Episode duka
Tak kuizinkan hatiku hancur berkeping-keping
Cukup tergores saja
Enggan aku bercucuran air mata
Cukup beberapa tetes saja
Tak perlu kusesali hitungan tahun (satu, dua, tiga dan enam)
Cukup kuingat benang merah ceritanya saja
Aku belajar
Rasa sakit,
Saat kecewa,
Waktu usaha sekuat tenaga,
Rona bahagia (waloupun semu),
Sampai akhirnya
Titik berpasrah pada-Nya.
“Kita menjalani garis hidup masing-masing.” Lengannya kemudian menggambar banyak garis yang saling bersinggungan, berhimpit dan sejajar.
"Ini garis milikmu dan ini garisku." Dia menunjuk dua buah garis.
"Pada titik ini, sebut saja A, dan titik ini, kita sebut B, kita berhimpitan.

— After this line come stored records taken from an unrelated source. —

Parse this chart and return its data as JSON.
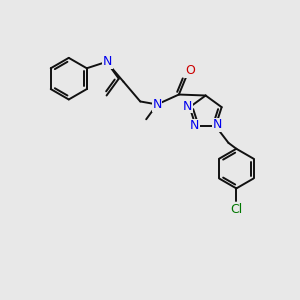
{
  "bg": "#e8e8e8",
  "bc": "#111111",
  "nc": "#0000ee",
  "oc": "#cc0000",
  "clc": "#007700",
  "lw": 1.4,
  "fs": 8.5,
  "figsize": [
    3.0,
    3.0
  ],
  "dpi": 100,
  "xlim": [
    0,
    300
  ],
  "ylim": [
    0,
    300
  ]
}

Dan, setelah itu kedua garis ini berbeda arah dan besar sudutnya."
Di tengah suara televisi, dia berbicara santai. Sesekali diseruputnya susu coklat dan vanilla cookies buatanku.
"Kenapa garis hidup kita bukan yang ini?" Kutunjuk dua garis mirip huruf Y.
Sahut menyahut kami berdua berbicara.
" Tak perlu kau jawab. Kita berdua telah tahu jawabannya."
" Kita hanya elemen yang bergantung pada banyak elemen lain di dunia ini."
" Hanya persoalan waktu sampai akhirnya sampai di titik perpisahan, ya
" Kita telah berusaha untuk mengharmoniskan garis kita agar tetap berhimpit sampai titik B ini."
" Sampai pada titik keyakinan, tersadar kalau garisnya harus begitu, ditentukan-Nya sejak 50 ribu tahun sebelum dunia ini hadir.
Segelas susu coklat dan sekeler vanilla cookies itupun ludes.
Comments
memang tidak bisa dipungkiri... perasaan duka/kecewa itu selalu ada!!
pada intinya perasaan itu tidak bisa dobohongin, tapi tergantung bagaimana kita mengendalikannya.
tapi kalo vanila ejeung kue sakeler beak, eta mah lain duka...
bakating meureun... (stress).
heuereuy ketang ceu... saya ge ngalaman lalakon siga kitu mah!